A crucial security flaw within the Sneeit Framework plugin for WordPress is being actively exploited within the wild, per information from Wordfence.
The distant code execution vulnerability in query is CVE-2025-6389 (CVSS rating: 9.8), which impacts all variations of the plugin previous to and together with 8.3. It has been patched in model 8.4, launched on August 5, 2025. The plugin has greater than 1,700 energetic installations.
“That is as a result of [sneeit_articles_pagination_callback()] operate accepting person enter after which passing that by call_user_func(),” Wordfence stated. “This makes it potential for unauthenticated attackers to execute code on the server, which might be leveraged to inject backdoors or, for instance, create new administrative person accounts.”
In different phrases, the vulnerability might be leveraged to name an arbitrary PHP operate, similar to wp_insert_user(), to insert a malicious administrator person, which an attacker can then weaponize to grab management of the positioning and inject malicious code that may redirect web site guests to different sketchy websites, malware, or spam.
Wordfence stated in-the-wild exploitation commenced on November 24, 2025, the identical day it was publicly disclosed, with the corporate blocking over 131,000 makes an attempt focusing on the flaw. Out of those, 15,381 assault makes an attempt had been recorded over the previous 24 hours alone.
A few of the efforts embrace sending specifically crafted HTTP requests to the “/wp-admin/admin-ajax.php” endpoint to create a malicious admin person account like “arudikadis” and add a malicious PHP file “tijtewmg.php” that doubtless grants backdoor entry.
The assaults have originated from the next IP addresses –
- 185.125.50[.]59
- 182.8.226[.]51
- 89.187.175[.]80
- 194.104.147[.]192
- 196.251.100[.]39
- 114.10.116[.]226
- 116.234.108[.]143
The WordPress security firm stated it additionally noticed malicious PHP recordsdata that include capabilities to scan directories, learn, edit, or delete recordsdata and their permissions, and permit for the extraction of ZIP recordsdata. These PHP recordsdata go by the names “xL.php,” “Canonical.php,” “.a.php,” and “easy.php.”
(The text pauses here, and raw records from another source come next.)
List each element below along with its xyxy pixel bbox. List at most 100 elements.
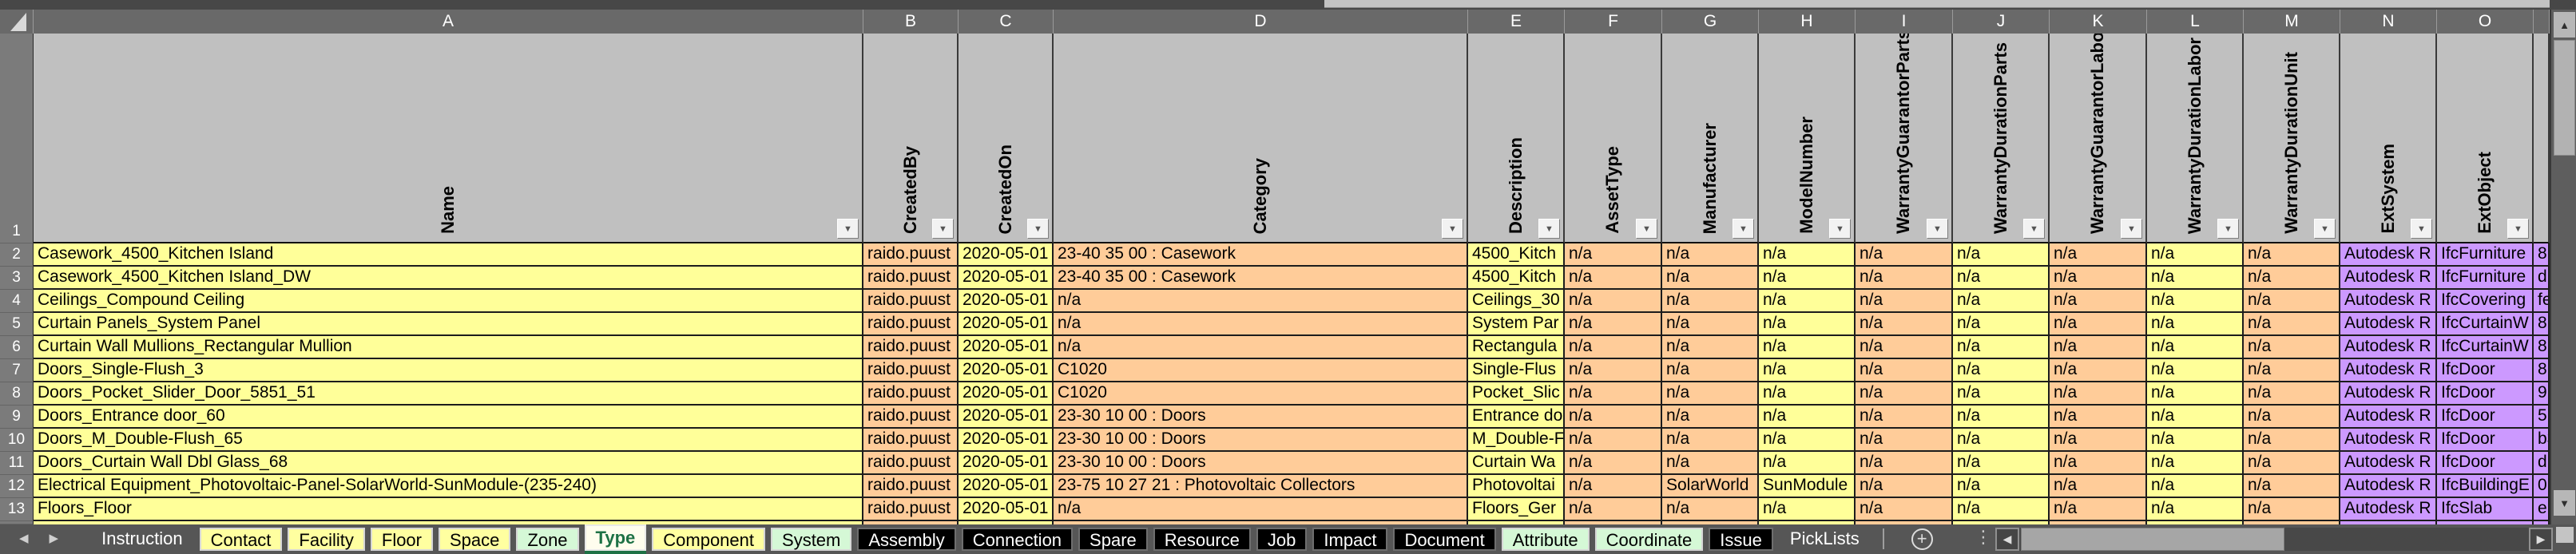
cell-D12[interactable]: 23-75 10 27 21 : Photovoltaic Collectors bbox=[1054, 475, 1468, 498]
row-header-3[interactable]: 3 bbox=[0, 267, 34, 290]
cell-I11[interactable]: n/a bbox=[1856, 452, 1953, 475]
cell-P8[interactable]: 9 bbox=[2534, 382, 2550, 406]
row-header-6[interactable]: 6 bbox=[0, 336, 34, 359]
cell-D10[interactable]: 23-30 10 00 : Doors bbox=[1054, 429, 1468, 452]
cell-P13[interactable]: e bbox=[2534, 498, 2550, 521]
tab-issue[interactable]: Issue bbox=[1709, 528, 1773, 551]
select-all-corner[interactable] bbox=[0, 10, 34, 34]
cell-M12[interactable]: n/a bbox=[2244, 475, 2340, 498]
tab-facility[interactable]: Facility bbox=[288, 528, 365, 551]
cell-F9[interactable]: n/a bbox=[1565, 406, 1662, 429]
filter-button-L[interactable]: ▼ bbox=[2217, 219, 2239, 239]
column-letter-partial[interactable] bbox=[2534, 10, 2550, 34]
add-sheet-button[interactable]: + bbox=[1911, 528, 1933, 550]
filter-button-H[interactable]: ▼ bbox=[1829, 219, 1851, 239]
cell-P6[interactable]: 8 bbox=[2534, 336, 2550, 359]
cell-O2[interactable]: IfcFurniture bbox=[2437, 243, 2534, 267]
cell-I12[interactable]: n/a bbox=[1856, 475, 1953, 498]
cell-M11[interactable]: n/a bbox=[2244, 452, 2340, 475]
cell-D2[interactable]: 23-40 35 00 : Casework bbox=[1054, 243, 1468, 267]
cell-H3[interactable]: n/a bbox=[1759, 267, 1856, 290]
tab-contact[interactable]: Contact bbox=[199, 528, 283, 551]
column-letter-G[interactable]: G bbox=[1662, 10, 1759, 34]
cell-N2[interactable]: Autodesk R bbox=[2340, 243, 2437, 267]
vertical-scrollbar[interactable]: ▲ ▼ bbox=[2550, 10, 2576, 524]
cell-P5[interactable]: 8 bbox=[2534, 313, 2550, 336]
cell-N9[interactable]: Autodesk R bbox=[2340, 406, 2437, 429]
cell-D13[interactable]: n/a bbox=[1054, 498, 1468, 521]
scroll-up-button[interactable]: ▲ bbox=[2554, 12, 2575, 38]
column-letter-D[interactable]: D bbox=[1054, 10, 1468, 34]
cell-A4[interactable]: Ceilings_Compound Ceiling bbox=[34, 290, 863, 313]
cell-G10[interactable]: n/a bbox=[1662, 429, 1759, 452]
cell-L4[interactable]: n/a bbox=[2147, 290, 2244, 313]
cell-P10[interactable]: b3 bbox=[2534, 429, 2550, 452]
cell-J13[interactable]: n/a bbox=[1953, 498, 2050, 521]
cell-D9[interactable]: 23-30 10 00 : Doors bbox=[1054, 406, 1468, 429]
cell-O10[interactable]: IfcDoor bbox=[2437, 429, 2534, 452]
scrollbar-drag-handle[interactable]: ⋮ bbox=[1975, 527, 1992, 547]
column-letter-L[interactable]: L bbox=[2147, 10, 2244, 34]
filter-button-A[interactable]: ▼ bbox=[837, 219, 859, 239]
cell-M6[interactable]: n/a bbox=[2244, 336, 2340, 359]
cell-C3[interactable]: 2020-05-01 bbox=[959, 267, 1054, 290]
tab-attribute[interactable]: Attribute bbox=[1501, 528, 1590, 551]
cell-C13[interactable]: 2020-05-01 bbox=[959, 498, 1054, 521]
cell-C7[interactable]: 2020-05-01 bbox=[959, 359, 1054, 382]
cell-J4[interactable]: n/a bbox=[1953, 290, 2050, 313]
header-cell-F[interactable]: AssetType ▼ bbox=[1565, 34, 1662, 243]
column-letter-C[interactable]: C bbox=[959, 10, 1054, 34]
cell-O12[interactable]: IfcBuildingE bbox=[2437, 475, 2534, 498]
column-letter-K[interactable]: K bbox=[2050, 10, 2147, 34]
cell-B7[interactable]: raido.puust bbox=[863, 359, 959, 382]
cell-A9[interactable]: Doors_Entrance door_60 bbox=[34, 406, 863, 429]
cell-M13[interactable]: n/a bbox=[2244, 498, 2340, 521]
row-header-11[interactable]: 11 bbox=[0, 452, 34, 475]
cell-M3[interactable]: n/a bbox=[2244, 267, 2340, 290]
cell-F10[interactable]: n/a bbox=[1565, 429, 1662, 452]
cell-F7[interactable]: n/a bbox=[1565, 359, 1662, 382]
cell-C6[interactable]: 2020-05-01 bbox=[959, 336, 1054, 359]
cell-A13[interactable]: Floors_Floor bbox=[34, 498, 863, 521]
cell-P11[interactable]: d bbox=[2534, 452, 2550, 475]
cell-E2[interactable]: 4500_Kitch bbox=[1468, 243, 1565, 267]
cell-B11[interactable]: raido.puust bbox=[863, 452, 959, 475]
cell-G8[interactable]: n/a bbox=[1662, 382, 1759, 406]
cell-L5[interactable]: n/a bbox=[2147, 313, 2244, 336]
tab-type[interactable]: Type bbox=[584, 524, 647, 554]
cell-B8[interactable]: raido.puust bbox=[863, 382, 959, 406]
cell-K4[interactable]: n/a bbox=[2050, 290, 2147, 313]
tab-nav-left-icon[interactable]: ◀ bbox=[19, 532, 29, 545]
cell-H4[interactable]: n/a bbox=[1759, 290, 1856, 313]
cell-O5[interactable]: IfcCurtainW bbox=[2437, 313, 2534, 336]
cell-E3[interactable]: 4500_Kitch bbox=[1468, 267, 1565, 290]
cell-K13[interactable]: n/a bbox=[2050, 498, 2147, 521]
vertical-scroll-thumb[interactable] bbox=[2554, 40, 2575, 156]
cell-H10[interactable]: n/a bbox=[1759, 429, 1856, 452]
cell-N8[interactable]: Autodesk R bbox=[2340, 382, 2437, 406]
cell-F5[interactable]: n/a bbox=[1565, 313, 1662, 336]
cell-I2[interactable]: n/a bbox=[1856, 243, 1953, 267]
cell-C12[interactable]: 2020-05-01 bbox=[959, 475, 1054, 498]
cell-J8[interactable]: n/a bbox=[1953, 382, 2050, 406]
cell-N7[interactable]: Autodesk R bbox=[2340, 359, 2437, 382]
cell-H13[interactable]: n/a bbox=[1759, 498, 1856, 521]
cell-O8[interactable]: IfcDoor bbox=[2437, 382, 2534, 406]
column-letter-H[interactable]: H bbox=[1759, 10, 1856, 34]
cell-D5[interactable]: n/a bbox=[1054, 313, 1468, 336]
header-cell-partial[interactable] bbox=[2534, 34, 2550, 243]
column-letter-I[interactable]: I bbox=[1856, 10, 1953, 34]
cell-A2[interactable]: Casework_4500_Kitchen Island bbox=[34, 243, 863, 267]
cell-I5[interactable]: n/a bbox=[1856, 313, 1953, 336]
header-cell-A[interactable]: Name ▼ bbox=[34, 34, 863, 243]
cell-H2[interactable]: n/a bbox=[1759, 243, 1856, 267]
cell-B9[interactable]: raido.puust bbox=[863, 406, 959, 429]
cell-G3[interactable]: n/a bbox=[1662, 267, 1759, 290]
tab-picklists[interactable]: PickLists bbox=[1789, 528, 1860, 548]
cell-K7[interactable]: n/a bbox=[2050, 359, 2147, 382]
cell-H6[interactable]: n/a bbox=[1759, 336, 1856, 359]
filter-button-F[interactable]: ▼ bbox=[1636, 219, 1657, 239]
cell-B4[interactable]: raido.puust bbox=[863, 290, 959, 313]
cell-I7[interactable]: n/a bbox=[1856, 359, 1953, 382]
cell-J2[interactable]: n/a bbox=[1953, 243, 2050, 267]
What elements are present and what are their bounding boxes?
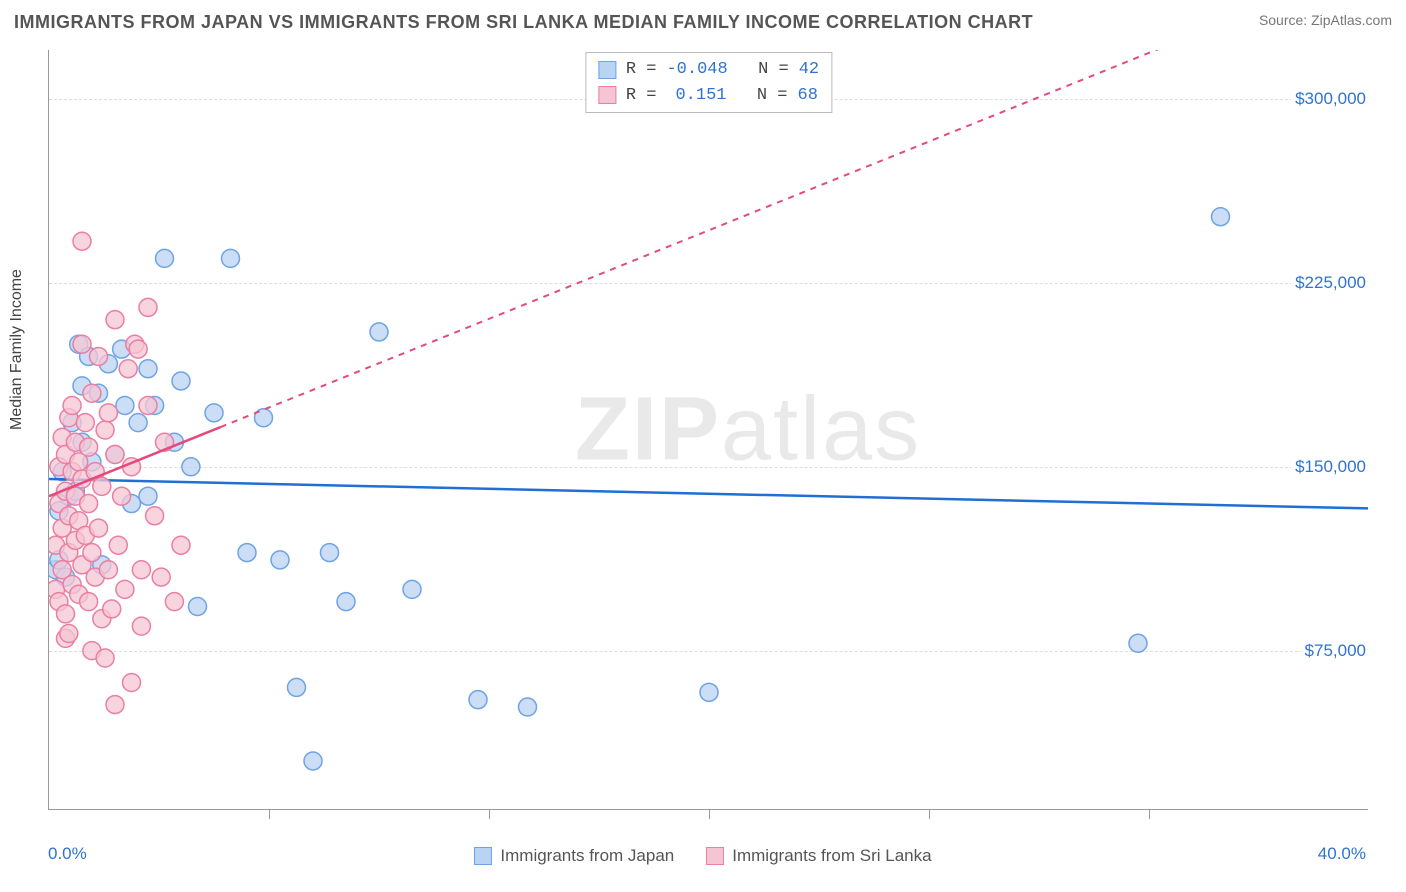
correlation-stat-box: R = -0.048 N = 42 R = 0.151 N = 68 bbox=[585, 52, 832, 113]
chart-title: IMMIGRANTS FROM JAPAN VS IMMIGRANTS FROM… bbox=[14, 12, 1033, 33]
data-point-srilanka bbox=[132, 617, 150, 635]
data-point-srilanka bbox=[152, 568, 170, 586]
x-tick bbox=[1149, 809, 1150, 819]
data-point-srilanka bbox=[83, 544, 101, 562]
data-point-japan bbox=[271, 551, 289, 569]
data-point-srilanka bbox=[57, 605, 75, 623]
data-point-japan bbox=[129, 414, 147, 432]
data-point-japan bbox=[403, 580, 421, 598]
data-point-japan bbox=[189, 598, 207, 616]
legend-label: Immigrants from Japan bbox=[500, 846, 674, 866]
y-tick-label: $75,000 bbox=[1301, 641, 1370, 661]
stat-row-japan: R = -0.048 N = 42 bbox=[598, 57, 819, 83]
data-point-srilanka bbox=[129, 340, 147, 358]
stat-n-value: 42 bbox=[799, 57, 819, 83]
y-tick-label: $150,000 bbox=[1291, 457, 1370, 477]
data-point-srilanka bbox=[99, 404, 117, 422]
data-point-japan bbox=[238, 544, 256, 562]
data-point-srilanka bbox=[80, 495, 98, 513]
data-point-japan bbox=[116, 396, 134, 414]
x-tick bbox=[269, 809, 270, 819]
swatch-srilanka bbox=[598, 86, 616, 104]
stat-n-label: N = bbox=[738, 57, 789, 83]
legend-swatch-japan bbox=[474, 847, 492, 865]
stat-n-value: 68 bbox=[798, 83, 818, 109]
data-point-srilanka bbox=[165, 593, 183, 611]
data-point-japan bbox=[321, 544, 339, 562]
data-point-japan bbox=[222, 249, 240, 267]
trend-line-japan bbox=[49, 479, 1368, 508]
data-point-srilanka bbox=[119, 360, 137, 378]
stat-r-label: R = bbox=[626, 57, 657, 83]
data-point-srilanka bbox=[60, 624, 78, 642]
data-point-japan bbox=[288, 678, 306, 696]
data-point-japan bbox=[1129, 634, 1147, 652]
x-tick bbox=[709, 809, 710, 819]
legend-item-srilanka: Immigrants from Sri Lanka bbox=[706, 846, 931, 866]
x-tick bbox=[929, 809, 930, 819]
data-point-srilanka bbox=[109, 536, 127, 554]
data-point-srilanka bbox=[73, 335, 91, 353]
data-point-srilanka bbox=[103, 600, 121, 618]
bottom-legend: Immigrants from Japan Immigrants from Sri… bbox=[0, 846, 1406, 866]
data-point-srilanka bbox=[90, 347, 108, 365]
data-point-srilanka bbox=[80, 438, 98, 456]
legend-item-japan: Immigrants from Japan bbox=[474, 846, 674, 866]
data-point-japan bbox=[469, 691, 487, 709]
data-point-japan bbox=[139, 487, 157, 505]
data-point-srilanka bbox=[106, 446, 124, 464]
y-tick-label: $300,000 bbox=[1291, 89, 1370, 109]
data-point-srilanka bbox=[93, 477, 111, 495]
data-point-japan bbox=[156, 249, 174, 267]
swatch-japan bbox=[598, 61, 616, 79]
stat-n-label: N = bbox=[736, 83, 787, 109]
data-point-srilanka bbox=[132, 561, 150, 579]
data-point-srilanka bbox=[172, 536, 190, 554]
legend-swatch-srilanka bbox=[706, 847, 724, 865]
data-point-srilanka bbox=[96, 649, 114, 667]
data-point-japan bbox=[205, 404, 223, 422]
y-axis-label: Median Family Income bbox=[8, 269, 26, 430]
stat-r-value: -0.048 bbox=[666, 57, 727, 83]
stat-r-value: 0.151 bbox=[666, 83, 726, 109]
data-point-srilanka bbox=[96, 421, 114, 439]
data-point-japan bbox=[337, 593, 355, 611]
data-point-japan bbox=[370, 323, 388, 341]
stat-r-label: R = bbox=[626, 83, 657, 109]
data-point-japan bbox=[700, 683, 718, 701]
scatter-plot-svg bbox=[49, 50, 1368, 809]
data-point-srilanka bbox=[123, 674, 141, 692]
data-point-srilanka bbox=[73, 232, 91, 250]
data-point-srilanka bbox=[99, 561, 117, 579]
data-point-japan bbox=[1212, 208, 1230, 226]
data-point-japan bbox=[139, 360, 157, 378]
data-point-srilanka bbox=[83, 384, 101, 402]
legend-label: Immigrants from Sri Lanka bbox=[732, 846, 931, 866]
data-point-srilanka bbox=[146, 507, 164, 525]
data-point-srilanka bbox=[76, 414, 94, 432]
data-point-srilanka bbox=[106, 696, 124, 714]
x-tick bbox=[489, 809, 490, 819]
data-point-srilanka bbox=[116, 580, 134, 598]
source-label: Source: ZipAtlas.com bbox=[1259, 12, 1392, 28]
data-point-srilanka bbox=[139, 396, 157, 414]
data-point-japan bbox=[182, 458, 200, 476]
stat-row-srilanka: R = 0.151 N = 68 bbox=[598, 83, 819, 109]
data-point-japan bbox=[304, 752, 322, 770]
data-point-japan bbox=[519, 698, 537, 716]
data-point-srilanka bbox=[113, 487, 131, 505]
data-point-srilanka bbox=[80, 593, 98, 611]
plot-area: ZIPatlas R =-0.048 N =42R =0.151 N =68 $… bbox=[48, 50, 1368, 810]
y-tick-label: $225,000 bbox=[1291, 273, 1370, 293]
data-point-srilanka bbox=[106, 311, 124, 329]
data-point-srilanka bbox=[90, 519, 108, 537]
data-point-srilanka bbox=[63, 396, 81, 414]
data-point-japan bbox=[172, 372, 190, 390]
data-point-srilanka bbox=[139, 298, 157, 316]
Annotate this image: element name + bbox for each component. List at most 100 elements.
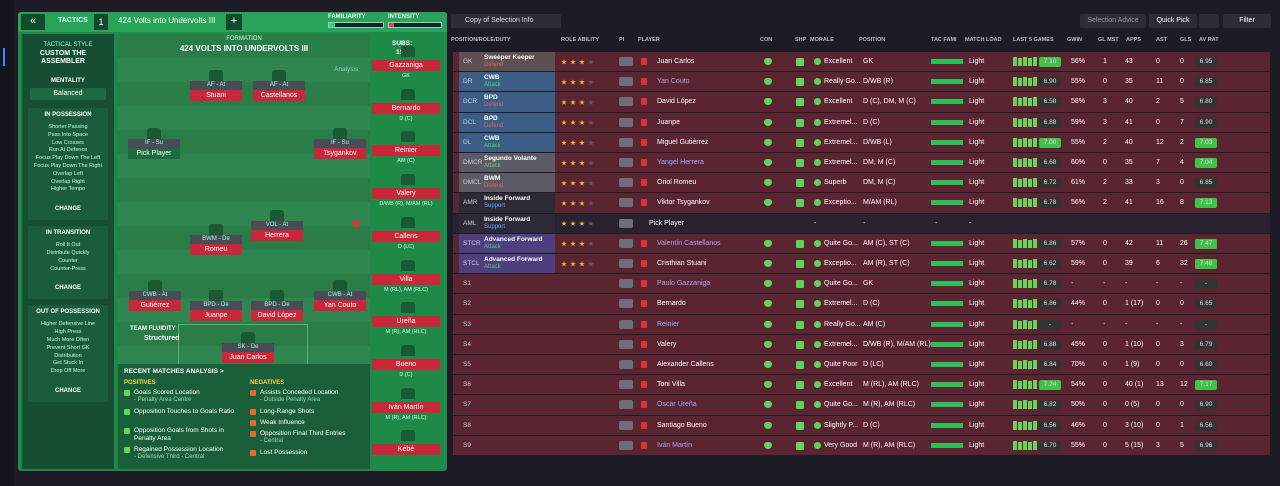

The “xL.php” shell, per Wordfence, is downloaded by one other PHP file known as “up_sf.php” that is designed to use the vulnerability. It additionally downloads an “.htaccess” file from an exterior server (“racoonlab[.]high”) onto the compromised host.
“This .htaccess file ensures that entry to recordsdata with sure file extensions is granted on Apache servers,” István Márton stated. “That is helpful in circumstances the place different .htaccess recordsdata prohibit entry to scripts, for instance, in add directories.”
ICTBroadcast Flaw Exploited to Ship “Frost” DDoS Botnet
The disclosure comes as VulnCheck stated it noticed recent assaults exploiting a crucial ICTBroadcast flaw (CVE-2025-2611, CVSS rating: 9.3) focusing on its honeypot methods to obtain a shell script stager that downloads a number of architecture-specific variations of a binary known as “frost.”
Every of the downloaded variations is executed, adopted by the deletion of the payloads and the stager itself to cowl up traces of the exercise. The tip purpose of the exercise is to hold out distributed denial-of-service (DDoS) assaults towards targets of curiosity.
“The ‘frost’ binary combines DDoS tooling with spreader logic that features fourteen exploits for fifteen CVEs,” VulnCheck’s Jacob Baines stated. “The essential half is the way it spreads. The operator just isn’t carpet bombing the web with exploits. ‘Frost’ checks the goal first and solely proceeds with exploitation when it sees the particular indicators it expects.”
As an example, the binary exploits CVE-2025-1610 solely after receiving an HTTP response that comprises “Set-Cookie: person=(null)” after which a follow-on response to a second request that comprises “Set-Cookie: person=admin.” If these markers aren’t current, the binary stays dormant and does nothing. The assaults are launched from the IP deal with 87.121.84[.]52.
Whereas the recognized vulnerabilities have been exploited by numerous DDoS botnets, proof factors to the most recent assaults being a small, focused operation, on condition that there are fewer than 10,000 internet-exposed methods which can be inclined to them.
“This limits how giant a botnet constructed on these CVEs can get, which makes this operator a comparatively small participant,” Baines stated. “Notably, the ICTBroadcast exploit that delivered this pattern doesn’t seem within the binary, which signifies the operator has extra capabilities not seen right here.”